Environmental sustainability can be also discussed in the context of the theory of the commons. Commons are goods, like pastures, forests, sea areas, that belong to all. In a 1968 influential article published in Nature, Garrett Gardin coined the term The Tragedy of the Commons. He argued that if each individual, driven by personal gain, over-exploits a commons resource, like a pasture, that would lead to its demise. Similarly, if we think the air is part of the commons, each factory owner can foul the air in pursuit of profit without effective self-regulation through the market system. The solution to the problem is collective collaboration among the people having jurisdiction over the commons. The economist, and 2009 Nobel Prize winner, Elinor Ostrom, an advocate of collaborative management of the commons, has documented many examples of collaborative and effective management around the world. Peter Barnes also advocates to treat our natural resources as the commons in his book Capitalism 3.0.
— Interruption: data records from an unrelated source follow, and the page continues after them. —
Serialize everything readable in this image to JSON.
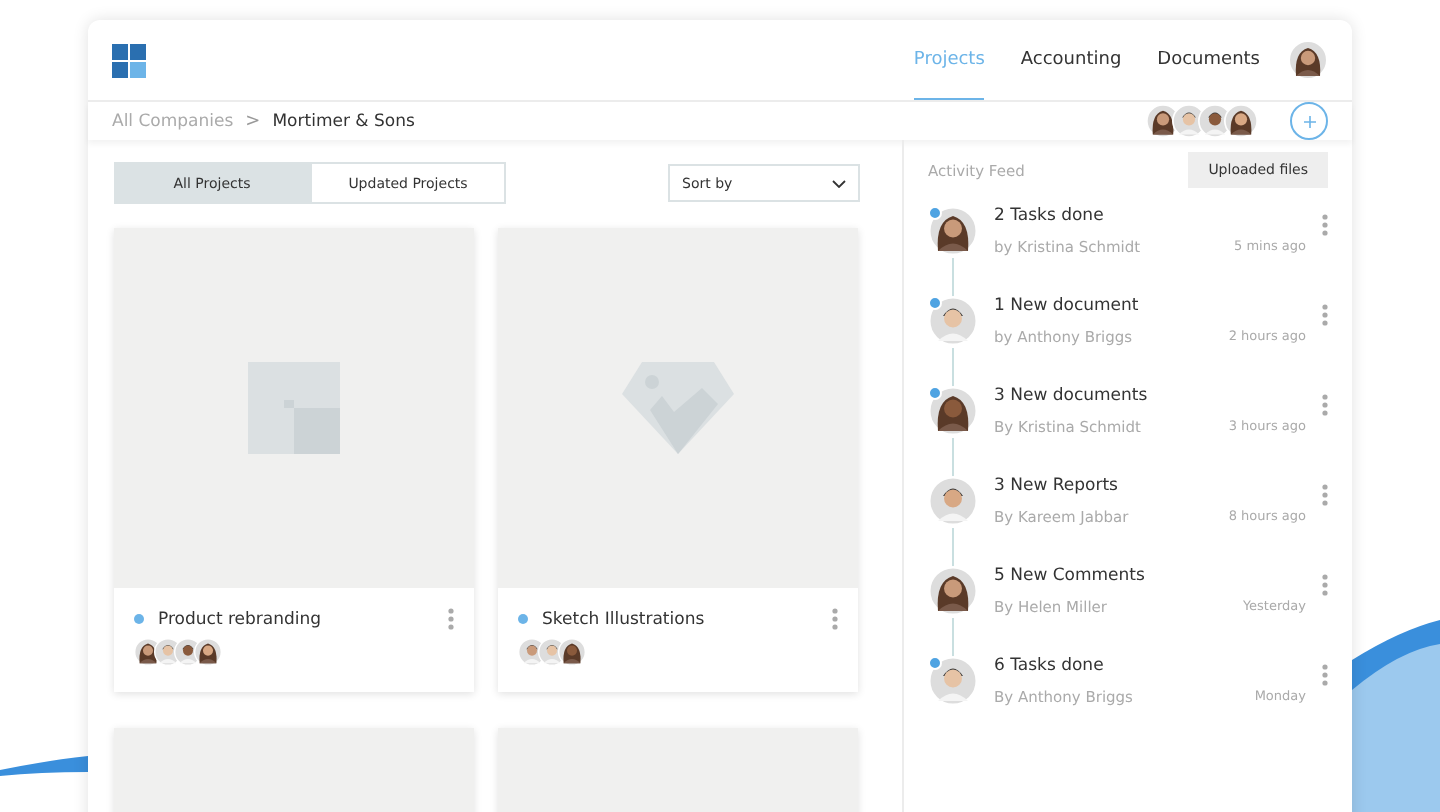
{
  "nav": {
    "tabs": [
      {
        "label": "Projects",
        "selected": true
      },
      {
        "label": "Accounting",
        "selected": false
      },
      {
        "label": "Documents",
        "selected": false
      }
    ],
    "user": {
      "kind": "woman"
    }
  },
  "breadcrumb": {
    "items": [
      "All Companies",
      "Mortimer & Sons"
    ],
    "separator": ">",
    "members": [
      {
        "kind": "woman"
      },
      {
        "kind": "man"
      },
      {
        "kind": "man"
      },
      {
        "kind": "woman"
      }
    ]
  },
  "filters": {
    "tabs": [
      {
        "label": "All Projects",
        "selected": true
      },
      {
        "label": "Updated Projects",
        "selected": false
      }
    ],
    "sort": {
      "label": "Sort by"
    }
  },
  "projects": [
    {
      "title": "Product rebranding",
      "color": "#6cb4e8",
      "kind": "square",
      "members": [
        {
          "kind": "woman"
        },
        {
          "kind": "man"
        },
        {
          "kind": "man"
        },
        {
          "kind": "woman"
        }
      ]
    },
    {
      "title": "Sketch Illustrations",
      "color": "#6cb4e8",
      "kind": "diamond",
      "members": [
        {
          "kind": "man"
        },
        {
          "kind": "man"
        },
        {
          "kind": "woman"
        }
      ]
    },
    {
      "kind": "blank"
    },
    {
      "kind": "blank"
    }
  ],
  "feed": {
    "title": "Activity Feed",
    "button": "Uploaded files",
    "items": [
      {
        "title": "2 Tasks done",
        "by": "by Kristina Schmidt",
        "time": "5 mins ago",
        "unread": true,
        "avatar": {
          "kind": "woman"
        }
      },
      {
        "title": "1 New document",
        "by": "by Anthony Briggs",
        "time": "2 hours ago",
        "unread": true,
        "avatar": {
          "kind": "man"
        }
      },
      {
        "title": "3 New documents",
        "by": "By Kristina Schmidt",
        "time": "3 hours ago",
        "unread": true,
        "avatar": {
          "kind": "woman"
        }
      },
      {
        "title": "3 New Reports",
        "by": "By Kareem Jabbar",
        "time": "8 hours ago",
        "unread": false,
        "avatar": {
          "kind": "man"
        }
      },
      {
        "title": "5 New Comments",
        "by": "By Helen Miller",
        "time": "Yesterday",
        "unread": false,
        "avatar": {
          "kind": "woman"
        }
      },
      {
        "title": "6 Tasks done",
        "by": "By Anthony Briggs",
        "time": "Monday",
        "unread": true,
        "avatar": {
          "kind": "man"
        }
      }
    ]
  }
}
It is time, I believe, we treated our natural resources, biodiversity, and climate as commons. In some cases, it may be enough to leave the custody and management to a local community or a state. In other cases, we may need international, even global, collaboration. Of course, we should be prepared to hear the opposition voices. Some of them will come from big corporate interests that want to remain unaccountable custodians and users of all available resources. Others will come from the ideologues of unfettered markets who are divorced from empirical reality and pragmatism.
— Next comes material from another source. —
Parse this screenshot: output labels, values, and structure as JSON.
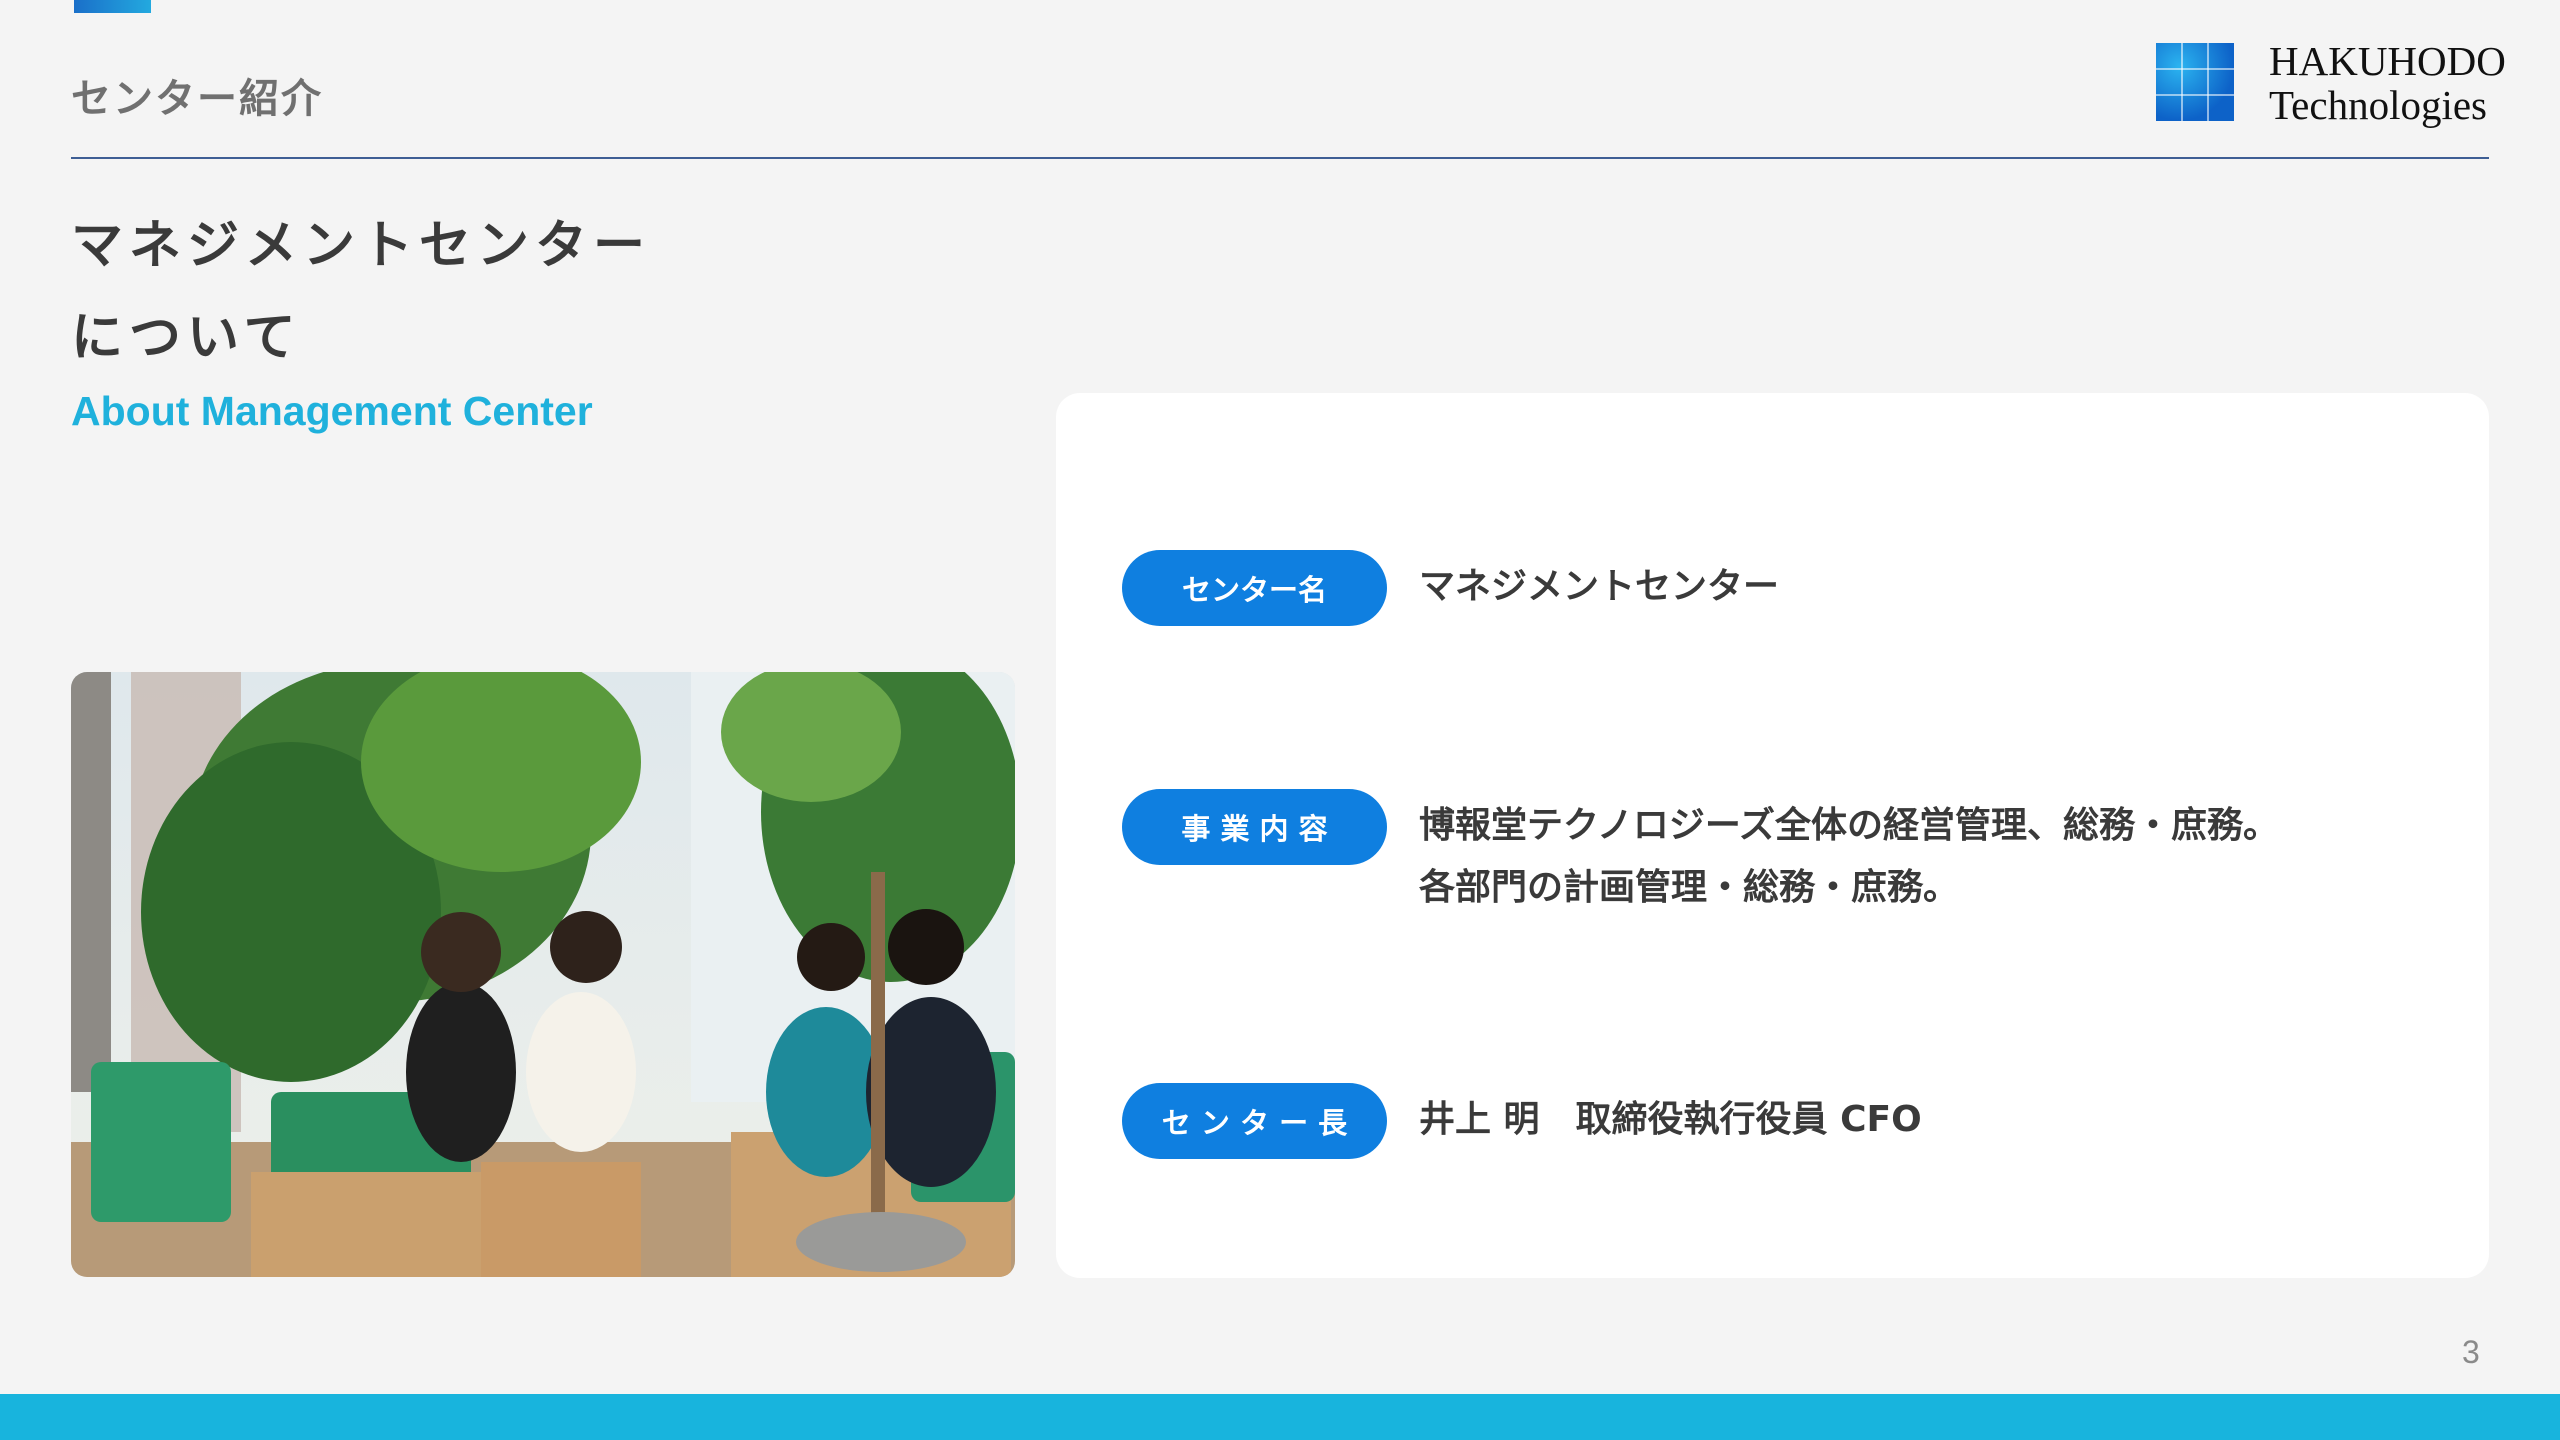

We also need to acknowledge the challenges. Restricting our total consumption to the “income” that can sustain our natural capital may mean we live with less than our voracious wants demand. The biggest challenge is that most of the remaining untouched natural resources are in less developed countries whose populations rightfully desire to match our standard of living. How are we going to convince them to refrain from exploitation of their natural resources, when it was the exploitation of ours that propelled us to this prosperity? That will require a global coordination and assistance so these countries can attain prosperity by means other than those that degrade nature. Are we at this point in our current state of world affairs? Not really, considering that our own government wants to open up our national parks to commercial exploitation.
The good thing is that sustainability in its various forms has acquired a momentum of its own. Institutional investors, like pension funds and investment companies, do offer us opportunities to invest in firms based on their environmental and social responsibility. And a multitude of organizations (think of the Sierra Club and Greenpeace) around the world strive to promote sustainability. For the good of the planet, their cause must become our cause.
* I am not sure whether Hicks was the first to define capital income this way, but I cite him because it’s a definition that stuck in my head since the days of my undergraduate studies.